Dalam novel tersebut, Herman Hesse menuturkan melalui tokoh rekaannya – Siddharta, bahwa kebijaksanaan (sesungguhnya) tidak dapat dikomunikasikan dengan kata-kata. Hanya pengetahuanlah yang dapat diterjemahkan dalam bait kata tetapi kebijaksanaan tidak! Kita hanya dapat menemukannya, hidup dengannya, diperkuat olehnya, menciptakkan keajaiban melaluinya, tetapi tidak dapat mengomunikasikan dan mengajarkannya.
Siddharta agaknya benar. Ada baiknya kita belajar dari sebuah keheningan. Memilih untuk tidak menghias diri dengan jutaan kata, yang kadang memusingkan kepala. Sebuah keheningan kadang lebih agung dan berkekuatan. Sebagaimana Siddharta yang bisa mencapai pencerahan dari gemercik air yang mengalir.
Bait kata adalah sebuah keterbatasan ekspresi penghayatan. Buddha Sakyamuni mengatakan Nibbana, tidak terkatakan dan tidak terdefinisikan. Jika terkatakan dan terdefinisikan, ia bukanlah Nibbana. Sama dengan kebijaksanaan yang dituturkan oleh Herman Hesse tadi. Seorang Buddha telah mengatasi kosmetik kata-kata. Ia diam dalam Maha Keheningan nan Bijaksana.

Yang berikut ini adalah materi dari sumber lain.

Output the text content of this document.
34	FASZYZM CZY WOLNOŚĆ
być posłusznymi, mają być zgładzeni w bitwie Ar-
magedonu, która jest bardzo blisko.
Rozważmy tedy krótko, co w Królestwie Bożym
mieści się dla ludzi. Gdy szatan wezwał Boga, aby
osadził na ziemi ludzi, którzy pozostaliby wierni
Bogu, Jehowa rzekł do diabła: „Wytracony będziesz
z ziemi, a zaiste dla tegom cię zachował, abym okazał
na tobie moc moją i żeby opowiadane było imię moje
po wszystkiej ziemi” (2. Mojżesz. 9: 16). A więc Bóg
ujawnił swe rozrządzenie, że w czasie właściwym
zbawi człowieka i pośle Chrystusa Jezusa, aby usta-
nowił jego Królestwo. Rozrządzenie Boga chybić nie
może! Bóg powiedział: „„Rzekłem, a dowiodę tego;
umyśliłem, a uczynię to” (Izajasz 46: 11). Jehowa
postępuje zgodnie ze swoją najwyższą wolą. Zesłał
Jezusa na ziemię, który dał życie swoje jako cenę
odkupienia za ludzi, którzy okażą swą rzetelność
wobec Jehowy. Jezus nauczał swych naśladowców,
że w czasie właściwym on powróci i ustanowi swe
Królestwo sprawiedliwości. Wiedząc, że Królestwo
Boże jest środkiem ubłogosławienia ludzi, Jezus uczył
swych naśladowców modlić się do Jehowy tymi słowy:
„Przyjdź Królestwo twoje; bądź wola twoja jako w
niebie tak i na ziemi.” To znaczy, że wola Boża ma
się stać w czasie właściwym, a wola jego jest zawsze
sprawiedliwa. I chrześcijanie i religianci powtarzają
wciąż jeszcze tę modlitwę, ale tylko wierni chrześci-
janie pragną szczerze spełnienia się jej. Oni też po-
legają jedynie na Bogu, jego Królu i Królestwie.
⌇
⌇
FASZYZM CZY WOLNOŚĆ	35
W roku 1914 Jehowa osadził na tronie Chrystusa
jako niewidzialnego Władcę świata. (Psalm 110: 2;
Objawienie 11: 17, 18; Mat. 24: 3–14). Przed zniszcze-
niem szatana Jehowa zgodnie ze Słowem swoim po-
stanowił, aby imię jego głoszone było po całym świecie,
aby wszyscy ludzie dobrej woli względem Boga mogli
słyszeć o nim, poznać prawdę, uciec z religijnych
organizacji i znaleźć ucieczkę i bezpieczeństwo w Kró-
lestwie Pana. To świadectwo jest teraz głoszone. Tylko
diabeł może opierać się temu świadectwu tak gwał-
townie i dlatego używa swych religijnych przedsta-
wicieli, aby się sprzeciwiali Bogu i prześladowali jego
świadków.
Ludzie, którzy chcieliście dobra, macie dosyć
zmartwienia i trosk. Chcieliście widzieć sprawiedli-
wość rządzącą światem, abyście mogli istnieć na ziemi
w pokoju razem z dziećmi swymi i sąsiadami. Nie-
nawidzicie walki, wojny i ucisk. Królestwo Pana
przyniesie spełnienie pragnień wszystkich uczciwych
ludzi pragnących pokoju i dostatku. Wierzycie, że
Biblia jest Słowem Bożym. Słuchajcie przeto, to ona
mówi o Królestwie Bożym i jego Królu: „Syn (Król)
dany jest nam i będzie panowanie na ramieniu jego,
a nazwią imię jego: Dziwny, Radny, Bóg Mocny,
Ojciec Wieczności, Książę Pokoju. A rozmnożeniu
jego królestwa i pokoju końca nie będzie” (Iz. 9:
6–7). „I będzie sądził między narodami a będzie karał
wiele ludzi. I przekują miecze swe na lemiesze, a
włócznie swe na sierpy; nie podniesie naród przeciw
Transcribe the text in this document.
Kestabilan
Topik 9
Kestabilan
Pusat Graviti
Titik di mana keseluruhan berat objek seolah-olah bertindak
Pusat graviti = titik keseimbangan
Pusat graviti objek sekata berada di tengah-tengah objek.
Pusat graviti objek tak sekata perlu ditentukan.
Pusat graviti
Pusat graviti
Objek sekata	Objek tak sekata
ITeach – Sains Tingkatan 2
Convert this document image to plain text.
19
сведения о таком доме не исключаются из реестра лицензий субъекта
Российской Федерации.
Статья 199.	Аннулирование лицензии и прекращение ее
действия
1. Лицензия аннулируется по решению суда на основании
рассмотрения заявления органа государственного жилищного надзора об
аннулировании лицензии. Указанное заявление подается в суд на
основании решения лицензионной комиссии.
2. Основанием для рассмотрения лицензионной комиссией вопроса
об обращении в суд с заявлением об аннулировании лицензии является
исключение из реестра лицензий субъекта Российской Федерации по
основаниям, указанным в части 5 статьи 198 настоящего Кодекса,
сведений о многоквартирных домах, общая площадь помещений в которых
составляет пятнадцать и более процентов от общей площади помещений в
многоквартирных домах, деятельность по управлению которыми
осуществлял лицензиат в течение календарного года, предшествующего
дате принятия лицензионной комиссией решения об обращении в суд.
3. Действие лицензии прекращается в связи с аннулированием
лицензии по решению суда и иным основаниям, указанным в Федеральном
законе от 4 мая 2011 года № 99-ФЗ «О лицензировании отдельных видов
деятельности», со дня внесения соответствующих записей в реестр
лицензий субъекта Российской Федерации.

Ketika kita masih bergulat dengan kata-kata, kita sesungguhnya bergulat dengan sebuah keterbatasan. Tak akan ada akhir dari jutaan kata-kata yang kita lontarkan. Kata-kata akan terus berproses, menyesaki alam pikiran – datang dan pergi seperti angin yang berlalu.
Menjelang akhir hayatnya yang syahdu, Chairil Anwar - penyair kebanggaan kita semua, mungkin menyadari hal ini. Di atas sehelai kertas yang lusuh, ia menulis bait puisinya yang terakhir.”…tetap ada yang tak terucapkan, sebelum pada akhirnya kita menyerah”.